In the next two decades, Africa must become capable of negotiating a global economy increasingly driven by technological advances and new trading relationships. Much of Africa’s economic performance flows from resource-rich industries that are hardly models of sustainability. Rather than relying on its natural resources, Africa must accept that the most important factor in its future success – as it is for all economies, developed or not – is education.
Education is now the best predictor of wealth creation worldwide, and in the coming decades that pattern will only intensify, as economic productivity becomes increasingly focused on innovation, technology, specialisation, and creativity. Many types of jobs will also be automated in the coming years, and this will change Africa’s labour market – partly because many industrial jobs in Africa consist of tasks that could in theory be replicated by new technologies. Countries must think about creating or promoting sectors with jobs that are high in ‘soft-skills’ and creativity if they want to be competitive globally in the decades to come. Without investment in educational standards, Africa will be left behind.

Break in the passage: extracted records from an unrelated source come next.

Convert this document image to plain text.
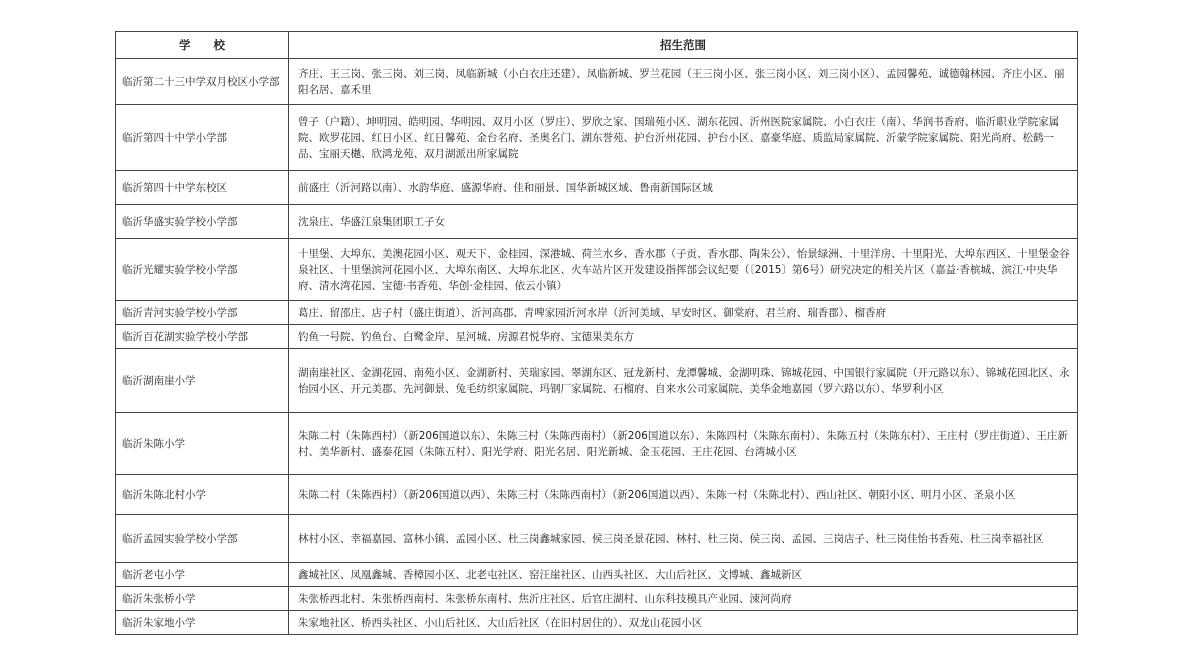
学　　校	招生范围
临沂第二十三中学双月校区小学部	齐庄、王三岗、张三岗、刘三岗、凤临新城（小白衣庄还建）、凤临新城、罗兰花园（王三岗小区、张三岗小区、刘三岗小区）、孟园馨苑、诚德翰林园、齐庄小区、丽阳名居、嘉禾里
临沂第四十中学小学部	曾子（户籍）、坤明园、皓明园、华明园、双月小区（罗庄）、罗欣之家、国瑞苑小区、湖东花园、沂州医院家属院、小白衣庄（南）、华润书香府、临沂职业学院家属院、欧罗花园、红日小区、红日馨苑、金台名府、圣奥名门、湖东誉苑、护台沂州花园、护台小区、嘉豪华庭、质监局家属院、沂蒙学院家属院、阳光尚府、松鹤一品、宝丽天樾、欣鸿龙苑、双月湖派出所家属院
临沂第四十中学东校区	前盛庄（沂河路以南）、水韵华庭、盛源华府、佳和丽景、国华新城区域、鲁南新国际区域
临沂华盛实验学校小学部	沈泉庄、华盛江泉集团职工子女
临沂光耀实验学校小学部	十里堡、大埠东、美澳花园小区、观天下、金桂园、深港城、荷兰水乡、香水郡（子贡、香水郡、陶朱公）、怡景绿洲、十里洋房、十里阳光、大埠东西区、十里堡金谷泉社区、十里堡滨河花园小区、大埠东南区、大埠东北区、火车站片区开发建设指挥部会议纪要（〔2015〕第6号）研究决定的相关片区（嘉益·香槟城、滨江·中央华府、清水湾花园、宝德·书香苑、华创·金桂园、依云小镇）
临沂青河实验学校小学部	葛庄、留邵庄、店子村（盛庄街道）、沂河高郡、青啤家园沂河水岸（沂河美域、早安时区、御棠府、君兰府、瑞香郡）、榴香府
临沂百花湖实验学校小学部	钓鱼一号院、钓鱼台、白鹭金岸、星河城、房源君悦华府、宝德果美东方
临沂湖南崖小学	湖南崖社区、金湖花园、南苑小区、金湖新村、芙瑞家园、翠湖东区、冠龙新村、龙潭馨城、金湖明珠、锦城花园、中国银行家属院（开元路以东）、锦城花园北区、永怡园小区、开元美郡、先河御景、兔毛纺织家属院、玛钢厂家属院、石榴府、自来水公司家属院、美华金地嘉园（罗六路以东）、华罗利小区
临沂朱陈小学	朱陈二村（朱陈西村）（新206国道以东）、朱陈三村（朱陈西南村）（新206国道以东）、朱陈四村（朱陈东南村）、朱陈五村（朱陈东村）、王庄村（罗庄街道）、王庄新村、美华新村、盛泰花园（朱陈五村）、阳光学府、阳光名居、阳光新城、金玉花园、王庄花园、台湾城小区
临沂朱陈北村小学	朱陈二村（朱陈西村）（新206国道以西）、朱陈三村（朱陈西南村）（新206国道以西）、朱陈一村（朱陈北村）、西山社区、朝阳小区、明月小区、圣泉小区
临沂孟园实验学校小学部	林村小区、幸福嘉园、富林小镇、孟园小区、杜三岗鑫城家园、侯三岗圣景花园、林村、杜三岗、侯三岗、孟园、三岗店子、杜三岗佳怡书香苑、杜三岗幸福社区
临沂老屯小学	鑫城社区、凤凰鑫城、香樟园小区、北老屯社区、窑汪崖社区、山西头社区、大山后社区、文博城、鑫城新区
临沂朱张桥小学	朱张桥西北村、朱张桥西南村、朱张桥东南村、焦沂庄社区、后官庄湖村、山东科技模具产业园、涑河尚府
临沂朱家地小学	朱家地社区、桥西头社区、小山后社区、大山后社区（在旧村居住的）、双龙山花园小区
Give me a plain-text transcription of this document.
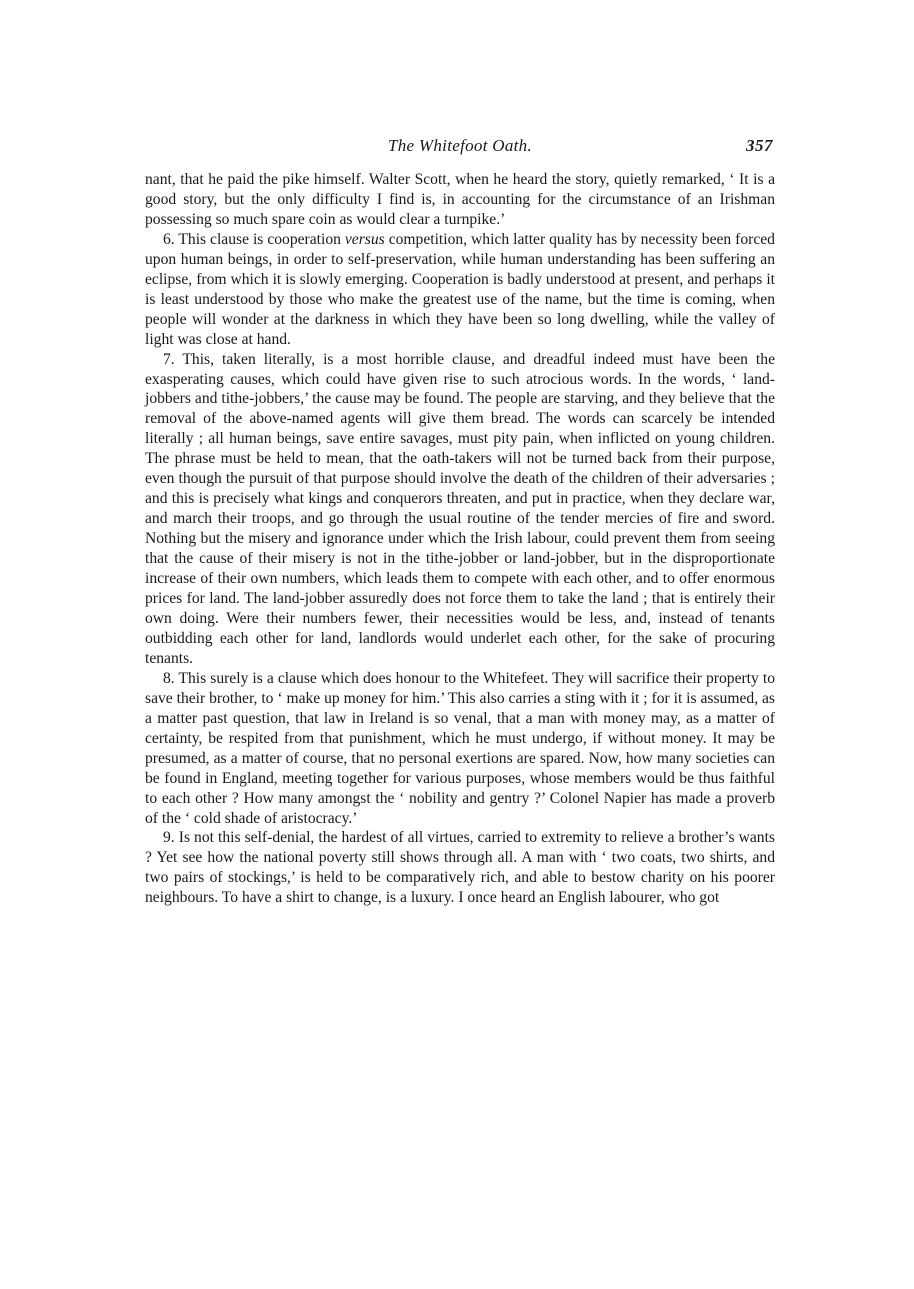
The Whitefoot Oath.	357

nant, that he paid the pike himself. Walter Scott, when he heard the story, quietly remarked, ‘ It is a good story, but the only difficulty I find is, in accounting for the circumstance of an Irishman possessing so much spare coin as would clear a turnpike.’

6. This clause is cooperation versus competition, which latter quality has by necessity been forced upon human beings, in order to self-preservation, while human understanding has been suffering an eclipse, from which it is slowly emerging. Cooperation is badly understood at present, and perhaps it is least understood by those who make the greatest use of the name, but the time is coming, when people will wonder at the darkness in which they have been so long dwelling, while the valley of light was close at hand.

7. This, taken literally, is a most horrible clause, and dreadful indeed must have been the exasperating causes, which could have given rise to such atrocious words. In the words, ‘ land-jobbers and tithe-jobbers,’ the cause may be found. The people are starving, and they believe that the removal of the above-named agents will give them bread. The words can scarcely be intended literally ; all human beings, save entire savages, must pity pain, when inflicted on young children. The phrase must be held to mean, that the oath-takers will not be turned back from their purpose, even though the pursuit of that purpose should involve the death of the children of their adversaries ; and this is precisely what kings and conquerors threaten, and put in practice, when they declare war, and march their troops, and go through the usual routine of the tender mercies of fire and sword. Nothing but the misery and ignorance under which the Irish labour, could prevent them from seeing that the cause of their misery is not in the tithe-jobber or land-jobber, but in the disproportionate increase of their own numbers, which leads them to compete with each other, and to offer enormous prices for land. The land-jobber assuredly does not force them to take the land ; that is entirely their own doing. Were their numbers fewer, their necessities would be less, and, instead of tenants outbidding each other for land, landlords would underlet each other, for the sake of procuring tenants.

8. This surely is a clause which does honour to the Whitefeet. They will sacrifice their property to save their brother, to ‘ make up money for him.’ This also carries a sting with it ; for it is assumed, as a matter past question, that law in Ireland is so venal, that a man with money may, as a matter of certainty, be respited from that punishment, which he must undergo, if without money. It may be presumed, as a matter of course, that no personal exertions are spared. Now, how many societies can be found in England, meeting together for various purposes, whose members would be thus faithful to each other ? How many amongst the ‘ nobility and gentry ?’ Colonel Napier has made a proverb of the ‘ cold shade of aristocracy.’

9. Is not this self-denial, the hardest of all virtues, carried to extremity to relieve a brother’s wants ? Yet see how the national poverty still shows through all. A man with ‘ two coats, two shirts, and two pairs of stockings,’ is held to be comparatively rich, and able to bestow charity on his poorer neighbours. To have a shirt to change, is a luxury. I once heard an English labourer, who got
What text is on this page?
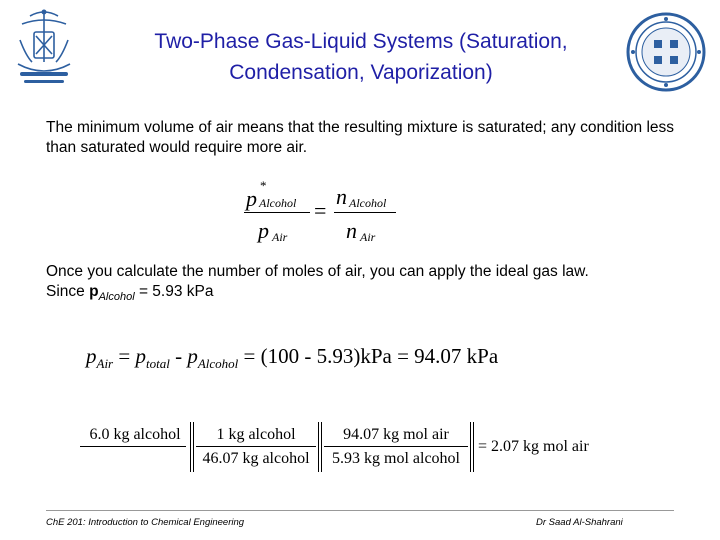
Two-Phase Gas-Liquid Systems (Saturation,
Condensation, Vaporization)
The minimum volume of air means that the resulting mixture is saturated; any condition less than saturated would require more air.
p
*
Alcohol
p Air
=
n Alcohol
n Air
Once you calculate the number of moles of air, you can apply the ideal gas law.
Since $p_{Alcohol} = 5.93$ kPa
$p_{Air} = p_{total} - p_{Alcohol} = (100 - 5.93)kPa = 94.07$ kPa
6.0 kg alcohol	1 kg alcohol
46.07 kg alcohol
94.07 kg mol air
5.93 kg mol alcohol
= 2.07 kg mol air
ChE 201: Introduction to Chemical Engineering	Dr Saad Al-Shahrani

That would be a tragedy for the continent’s greatest resource – its young people.
The only disadvantage of Africans is that they lack the resource to produce globally competitive citizens. The African youth are not oblivious of all the technological advancements that their foreign counterparts get to take for granted. With the right tools, they can change the image of their continent and gradually address the chronic issues that are crippling their society and lives.
Most African families can barely eat, so sending kids to school is quite impossible given their current situation. Aside from the basic necessities, it is the one thing they need the most. If only their resources are managed right and they don’t get looted by corrupt officials and other countries of the richness of their land, educating the African youth won’t be a problem at all. Only then can they truly change African life for the better.